Polizistin auf A 61 getötet — Haftstrafe

Auf der Autobahn ließ eine 23-jährige Polizistin ihr Leben. Ein Lkw-Fahrer war mit drei Promille in ihren Dienstwagen gerast.

Polizistin auf A 61 getötet — Haftstrafe
Foto: dpa

Mönchengladbach. Lange zwei bis drei Sekunden hat der Lkw-Fahrer Zeit zu reagieren. Das macht der Mönchengladbacher Richter Ralf Gerads deutlich. Doch der Lkw-Fahrer ist an dem Abend im Dezember 2017 so betrunken, dass er den grauenhaften Unfall nicht verhindert: Er kracht in das Polizeiauto, das auf dem Seitenstreifen der A 61 bei Viersen mit Blaulicht auf ihn wartet. Eine 23-jährige Polizistin auf der Rückbank stirbt unmittelbar danach. Eine Kollegin wird lebensgefährlich verletzt, ein junger Kollege schwer.

Der angeklagte Lastwagenfahrer aus der Ukraine wurde gestern zu zwei Jahren und zehn Monaten Haft wegen fahrlässiger Tötung und fahrlässiger Körperverletzung verurteilt. Wegen der rund drei Promille Alkohol im Blut ist er laut Richter vermindert schuldfähig.

Die Verteidigung hatte in ihrem Plädoyer für eine Bewährungsstrafe geworben und noch einmal betont, wie leid dem Mann das alles tue. Für die Richter zeigte der 49-Jährige, der vorher nicht einmal durch eine Ordnungswidrigkeit aufgefallen war, „ehrliche Reue“. Der Fahrer hatte das gestanden, woran er sich erinnerte. Er hatte aber einen für Gutachter nachvollziehbaren Filmriss. Er hatte laut Richter vorher einen Rastplatz angesteuert und dort eigentlich schlafen wollen. Stattdessen habe er mit anderen Lkw-Fahrern Hochprozentiges getrunken.

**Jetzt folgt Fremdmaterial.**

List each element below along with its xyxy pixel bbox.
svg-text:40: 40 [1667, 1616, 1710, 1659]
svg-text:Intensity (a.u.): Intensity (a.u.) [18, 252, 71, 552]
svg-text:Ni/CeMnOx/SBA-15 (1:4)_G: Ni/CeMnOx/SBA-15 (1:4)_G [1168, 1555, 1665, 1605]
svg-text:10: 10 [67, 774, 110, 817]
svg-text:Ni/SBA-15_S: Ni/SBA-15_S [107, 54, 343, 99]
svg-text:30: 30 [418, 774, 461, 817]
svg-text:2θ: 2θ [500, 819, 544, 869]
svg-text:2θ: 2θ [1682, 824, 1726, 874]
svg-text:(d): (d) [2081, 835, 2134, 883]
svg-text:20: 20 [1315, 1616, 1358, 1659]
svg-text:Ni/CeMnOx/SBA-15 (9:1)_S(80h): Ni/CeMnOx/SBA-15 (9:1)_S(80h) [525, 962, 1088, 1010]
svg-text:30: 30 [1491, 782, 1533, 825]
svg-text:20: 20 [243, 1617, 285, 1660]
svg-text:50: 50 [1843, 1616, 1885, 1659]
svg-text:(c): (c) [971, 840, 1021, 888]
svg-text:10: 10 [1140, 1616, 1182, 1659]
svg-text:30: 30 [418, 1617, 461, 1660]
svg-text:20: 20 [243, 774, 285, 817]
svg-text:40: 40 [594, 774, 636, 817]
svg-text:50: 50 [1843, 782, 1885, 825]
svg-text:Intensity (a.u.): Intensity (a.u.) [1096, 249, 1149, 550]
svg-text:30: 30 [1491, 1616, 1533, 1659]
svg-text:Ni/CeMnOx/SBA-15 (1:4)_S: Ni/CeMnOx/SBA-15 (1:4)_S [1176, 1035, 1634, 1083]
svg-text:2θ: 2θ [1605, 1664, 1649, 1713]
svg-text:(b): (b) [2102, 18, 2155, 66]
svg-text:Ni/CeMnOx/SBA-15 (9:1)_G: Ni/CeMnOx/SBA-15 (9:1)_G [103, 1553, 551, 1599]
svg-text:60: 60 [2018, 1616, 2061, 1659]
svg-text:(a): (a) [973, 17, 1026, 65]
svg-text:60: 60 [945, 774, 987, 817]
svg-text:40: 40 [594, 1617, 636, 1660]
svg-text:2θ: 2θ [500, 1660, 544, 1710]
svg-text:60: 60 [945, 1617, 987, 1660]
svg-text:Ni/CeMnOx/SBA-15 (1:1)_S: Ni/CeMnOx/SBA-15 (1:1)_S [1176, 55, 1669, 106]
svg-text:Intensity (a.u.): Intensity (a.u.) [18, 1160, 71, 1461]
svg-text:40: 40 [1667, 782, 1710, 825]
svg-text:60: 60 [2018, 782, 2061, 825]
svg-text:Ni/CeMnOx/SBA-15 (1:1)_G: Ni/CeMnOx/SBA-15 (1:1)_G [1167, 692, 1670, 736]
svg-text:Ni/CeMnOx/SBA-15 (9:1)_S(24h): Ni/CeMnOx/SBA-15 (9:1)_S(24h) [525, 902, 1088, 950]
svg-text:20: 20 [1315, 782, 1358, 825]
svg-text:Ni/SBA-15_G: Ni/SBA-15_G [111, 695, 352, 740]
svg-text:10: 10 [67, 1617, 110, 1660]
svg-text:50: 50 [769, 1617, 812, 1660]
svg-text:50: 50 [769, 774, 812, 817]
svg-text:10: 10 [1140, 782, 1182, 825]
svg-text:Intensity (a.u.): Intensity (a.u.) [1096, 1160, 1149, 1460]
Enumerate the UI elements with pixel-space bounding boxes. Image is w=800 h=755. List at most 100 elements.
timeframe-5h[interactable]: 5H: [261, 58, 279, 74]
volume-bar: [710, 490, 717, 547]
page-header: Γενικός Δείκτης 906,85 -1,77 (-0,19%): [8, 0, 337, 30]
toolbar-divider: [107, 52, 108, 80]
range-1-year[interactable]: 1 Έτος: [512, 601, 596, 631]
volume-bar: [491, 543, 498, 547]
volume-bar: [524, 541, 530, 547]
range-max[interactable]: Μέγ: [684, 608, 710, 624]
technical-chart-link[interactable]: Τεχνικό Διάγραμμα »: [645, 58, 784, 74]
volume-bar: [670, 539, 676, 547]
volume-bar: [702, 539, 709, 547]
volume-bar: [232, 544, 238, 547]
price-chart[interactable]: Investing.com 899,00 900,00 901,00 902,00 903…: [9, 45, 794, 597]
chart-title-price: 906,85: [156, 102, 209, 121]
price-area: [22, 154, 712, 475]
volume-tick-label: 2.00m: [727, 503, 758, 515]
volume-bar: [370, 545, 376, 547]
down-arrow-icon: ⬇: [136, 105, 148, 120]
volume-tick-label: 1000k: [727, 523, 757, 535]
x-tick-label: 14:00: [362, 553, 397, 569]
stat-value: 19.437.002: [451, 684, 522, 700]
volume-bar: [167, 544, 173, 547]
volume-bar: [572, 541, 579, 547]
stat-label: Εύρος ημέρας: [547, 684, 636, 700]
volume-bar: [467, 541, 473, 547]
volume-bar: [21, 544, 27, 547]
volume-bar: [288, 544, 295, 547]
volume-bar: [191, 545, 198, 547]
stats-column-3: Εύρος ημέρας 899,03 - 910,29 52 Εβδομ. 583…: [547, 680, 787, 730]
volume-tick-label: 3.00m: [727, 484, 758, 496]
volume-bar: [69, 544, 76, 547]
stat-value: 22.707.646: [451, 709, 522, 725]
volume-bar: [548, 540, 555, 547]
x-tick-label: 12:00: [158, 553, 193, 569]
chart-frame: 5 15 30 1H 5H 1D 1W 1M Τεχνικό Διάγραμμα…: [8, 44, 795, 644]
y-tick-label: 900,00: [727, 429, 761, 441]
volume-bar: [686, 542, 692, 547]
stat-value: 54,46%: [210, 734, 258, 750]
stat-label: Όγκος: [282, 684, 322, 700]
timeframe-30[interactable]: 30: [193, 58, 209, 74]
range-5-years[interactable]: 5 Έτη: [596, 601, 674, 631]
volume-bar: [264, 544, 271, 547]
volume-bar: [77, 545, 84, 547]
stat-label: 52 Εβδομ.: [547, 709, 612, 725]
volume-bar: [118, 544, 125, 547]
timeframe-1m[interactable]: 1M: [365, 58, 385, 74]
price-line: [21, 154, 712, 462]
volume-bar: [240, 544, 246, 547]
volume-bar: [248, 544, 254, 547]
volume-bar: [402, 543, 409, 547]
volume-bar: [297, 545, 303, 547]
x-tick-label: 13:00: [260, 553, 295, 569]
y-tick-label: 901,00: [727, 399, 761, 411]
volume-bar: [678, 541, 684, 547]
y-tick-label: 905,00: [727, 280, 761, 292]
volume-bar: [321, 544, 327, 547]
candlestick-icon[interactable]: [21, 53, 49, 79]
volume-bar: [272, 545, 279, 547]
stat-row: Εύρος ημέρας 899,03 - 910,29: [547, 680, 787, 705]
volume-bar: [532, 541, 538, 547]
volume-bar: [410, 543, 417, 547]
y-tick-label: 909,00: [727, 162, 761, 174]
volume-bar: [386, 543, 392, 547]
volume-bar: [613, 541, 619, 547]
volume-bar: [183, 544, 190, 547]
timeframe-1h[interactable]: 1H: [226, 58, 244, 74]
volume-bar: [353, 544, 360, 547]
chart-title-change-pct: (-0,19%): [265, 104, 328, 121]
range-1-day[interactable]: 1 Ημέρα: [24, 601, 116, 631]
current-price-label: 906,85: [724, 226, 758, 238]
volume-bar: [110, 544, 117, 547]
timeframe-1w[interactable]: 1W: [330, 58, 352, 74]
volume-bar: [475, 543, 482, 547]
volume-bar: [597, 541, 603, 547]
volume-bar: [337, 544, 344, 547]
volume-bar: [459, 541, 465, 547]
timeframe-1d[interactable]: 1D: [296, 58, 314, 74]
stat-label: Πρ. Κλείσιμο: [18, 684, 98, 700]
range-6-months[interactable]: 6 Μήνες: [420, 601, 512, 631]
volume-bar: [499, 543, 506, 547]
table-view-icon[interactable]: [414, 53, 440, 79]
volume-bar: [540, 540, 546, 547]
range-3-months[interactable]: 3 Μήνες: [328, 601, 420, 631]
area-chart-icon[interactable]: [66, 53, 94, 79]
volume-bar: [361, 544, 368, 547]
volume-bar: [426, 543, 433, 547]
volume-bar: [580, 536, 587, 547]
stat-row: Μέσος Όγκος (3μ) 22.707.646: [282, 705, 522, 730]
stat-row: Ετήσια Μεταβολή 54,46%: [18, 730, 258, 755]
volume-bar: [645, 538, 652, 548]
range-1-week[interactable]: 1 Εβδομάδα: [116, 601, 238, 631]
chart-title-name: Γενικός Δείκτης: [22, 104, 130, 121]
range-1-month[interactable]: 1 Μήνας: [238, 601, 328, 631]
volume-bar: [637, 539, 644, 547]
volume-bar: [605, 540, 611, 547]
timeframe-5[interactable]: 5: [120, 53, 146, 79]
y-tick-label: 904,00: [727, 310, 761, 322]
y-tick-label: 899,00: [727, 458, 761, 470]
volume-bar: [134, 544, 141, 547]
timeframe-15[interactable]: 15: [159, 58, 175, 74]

„Der Angeklagte hat zugegeben, dass stundenlang — um es drastisch zu sagen — gesoffen wurde“, sagte der Vorsitzende Richter Gerads. Der Fahrer hatte Kohle geladen, die nach Belgien musste — ohne Zeitdruck: „Er hätte seinen Rausch ausschlafen und am nächsten Tag weiterfahren können.“

Doch er traf, warum auch immer die „verhängnisvolle Fehlentscheidung“, setzte sich gegen 20.30 Uhr ans Steuer. Fast 40 Kilometer fuhr er ohne Unfall, aber in Schlangenlinien über die Autobahn. Autofahrer alarmierten die Polizei. Die Kreispolizei Viersen schickte einen Streifenwagen mit drei Leuten raus. Mit Blaulicht und Abblendlicht standen sie gerade auf dem Standstreifen, als schon der 39-Tonner von hinten langsam auf den Seitenstreifen herüberzog — aber nicht zielgerichtet auf das Polizeiauto, wie die Richter feststellten. Der Fahrer hätte den Streifenwagen erkennen müssen, sagte Gerads. Zwei bis drei lange Sekunden hätte der Fahrer Zeit gehabt, zu reagieren und die grauenvolle Kollision vermeiden. Aber er bremste, als es viel zu spät war.

Die drei Polizei-Kollegen traf der Aufprall völlig unvorbereitet, machte der Richter deutlich: Sie seien sich der Gefahr nicht gegenwärtig gewesen. Das Auto drehte sich um die eigene Achse, die tödlich verletzte Polizistin wurde vom Gepäckgitter am Kopf getroffen. Ihre beiden Kollegen litten noch heute erheblich unter den Folgen.

Das Urteil ist nicht rechtskräftig. Der Mann kann in Revision gehen.